Detailed description

This mechanistic clinical trial will investigate the role of large-scale brain networks in modulating mood responses in adults with major depressive disorder (MDD) using non-invasive neuromodulation and neuroimaging. The study will focus on the salience network (SN), default mode network (DMN), and functional connectivity (FC) between them, given prior evidence linking these systems to mood regulation and antidepressant response. Using a 2x3 factorial design, 200 participants with MDD will be randomized to receive theta burst stimulation (TBS) targeting either the SN or the DMN (between-subject factor). Each participant will complete three within-subject TBS sessions one week apart: intermittent TBS (iTBS), continuous TBS (cTBS), and sham stimulation.
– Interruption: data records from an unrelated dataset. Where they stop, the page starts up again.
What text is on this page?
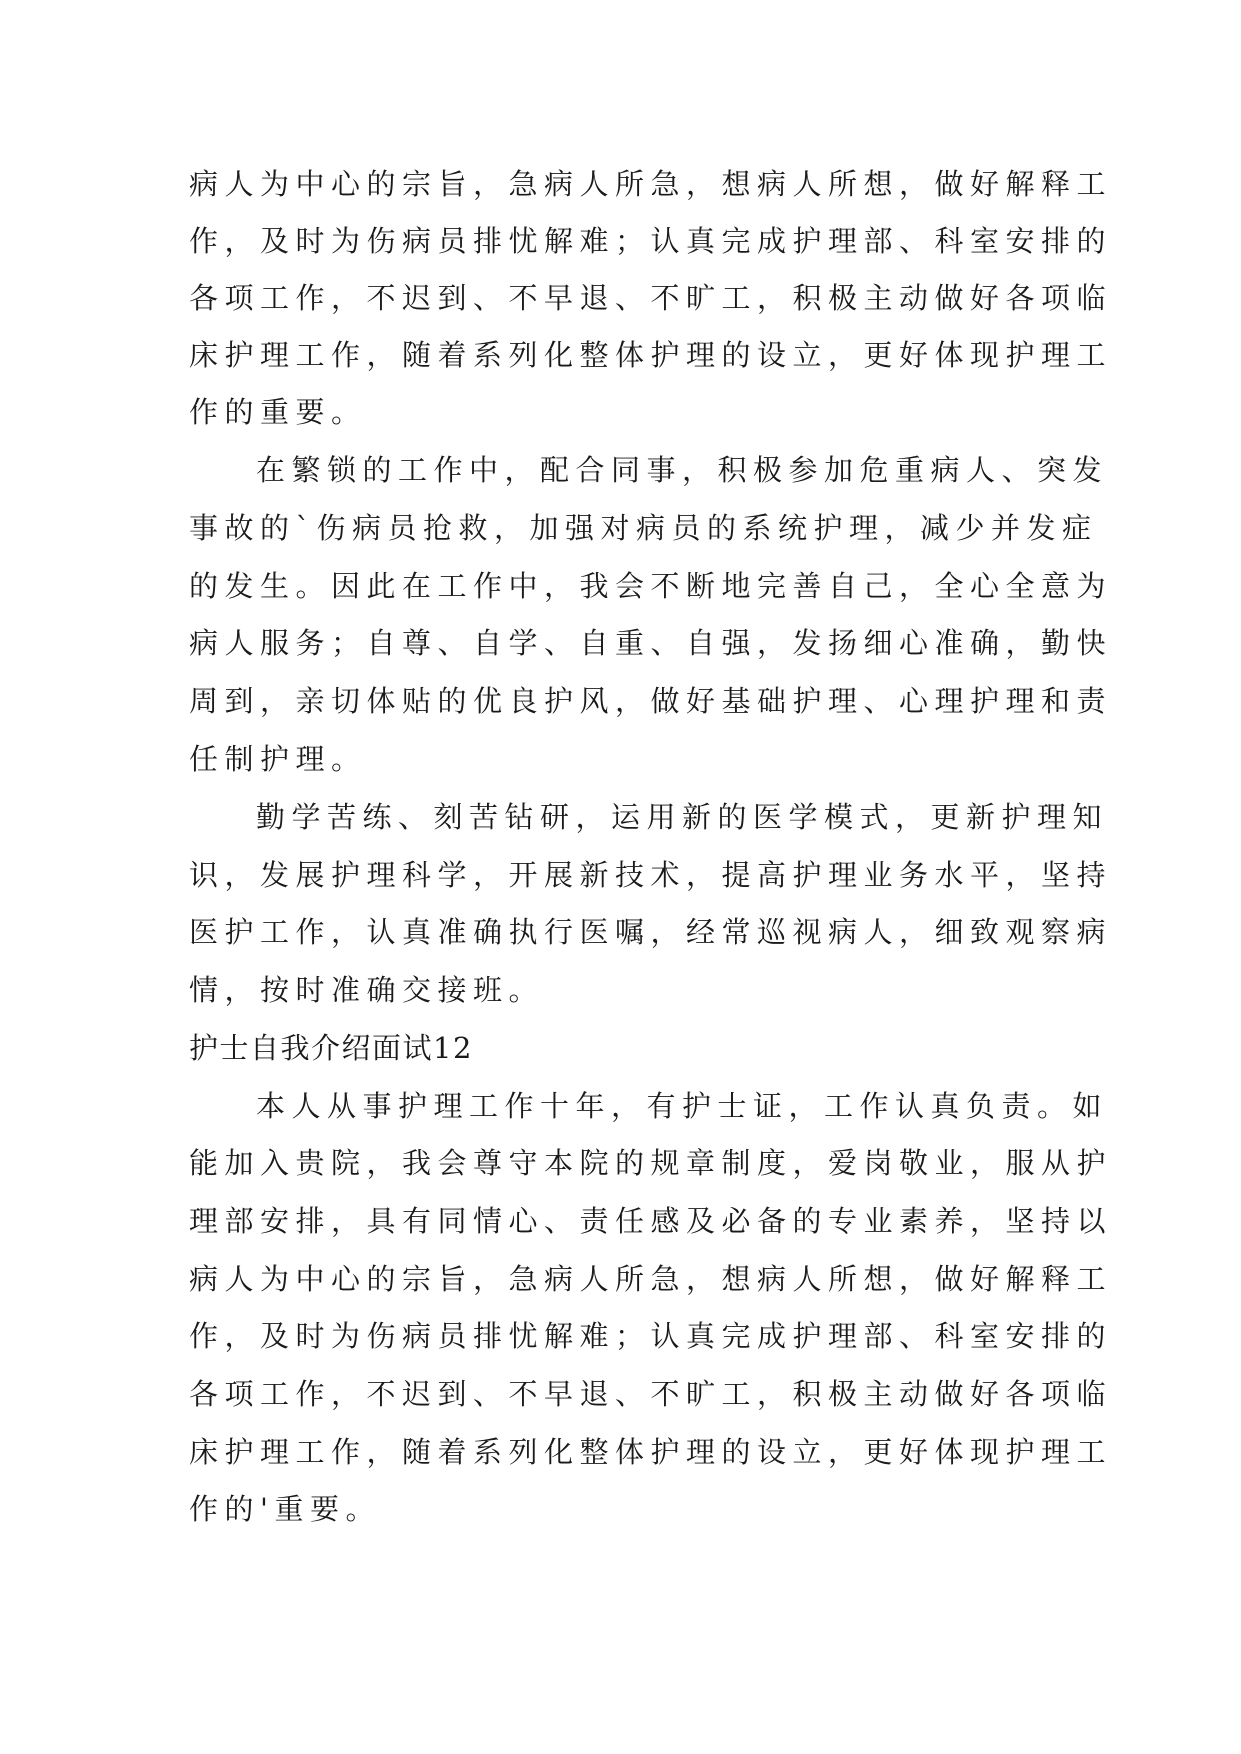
病人为中心的宗旨，急病人所急，想病人所想，做好解释工
作，及时为伤病员排忧解难；认真完成护理部、科室安排的
各项工作，不迟到、不早退、不旷工，积极主动做好各项临
床护理工作，随着系列化整体护理的设立，更好体现护理工
作的重要。
在繁锁的工作中，配合同事，积极参加危重病人、突发
事故的`伤病员抢救，加强对病员的系统护理，减少并发症
的发生。因此在工作中，我会不断地完善自己，全心全意为
病人服务；自尊、自学、自重、自强，发扬细心准确，勤快
周到，亲切体贴的优良护风，做好基础护理、心理护理和责
任制护理。
勤学苦练、刻苦钻研，运用新的医学模式，更新护理知
识，发展护理科学，开展新技术，提高护理业务水平，坚持
医护工作，认真准确执行医嘱，经常巡视病人，细致观察病
情，按时准确交接班。
护士自我介绍面试12
本人从事护理工作十年，有护士证，工作认真负责。如
能加入贵院，我会尊守本院的规章制度，爱岗敬业，服从护
理部安排，具有同情心、责任感及必备的专业素养，坚持以
病人为中心的宗旨，急病人所急，想病人所想，做好解释工
作，及时为伤病员排忧解难；认真完成护理部、科室安排的
各项工作，不迟到、不早退、不旷工，积极主动做好各项临
床护理工作，随着系列化整体护理的设立，更好体现护理工
作的'重要。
TBS will be delivered over individualized fMRI-based targets derived from prior resting-state connectivity maps. Following each stimulation session, participants will complete an MRI protocol that includes administration of either a fast-acting or conventional antidepressant, as well as resting-state functional imaging. Primary neural outcomes include changes in activation and connectivity within and between SN and DMN regions, measured using task-based and resting-state fMRI. Behavioral outcomes include mood ratings acquired repeatedly during the scanning session and via daily remote assessments for one week post-stimulation. This design allows for within-subject comparison of the acute and sub-acute effects of different TBS patterns, and between-subject comparison of SN- vs. DMN-targeted stimulation. The study aims to identify brain circuits that can be engaged or modulated to enhance treatment response in depression, with the longer-term goal of informing precision neuromodulation strategies. Note: Certain information is withheld to protect the scientific integrity of the study design.

Interventions

DEVICEIntermittent theta burst stimulation

Aimed at potentiating the stimulation target.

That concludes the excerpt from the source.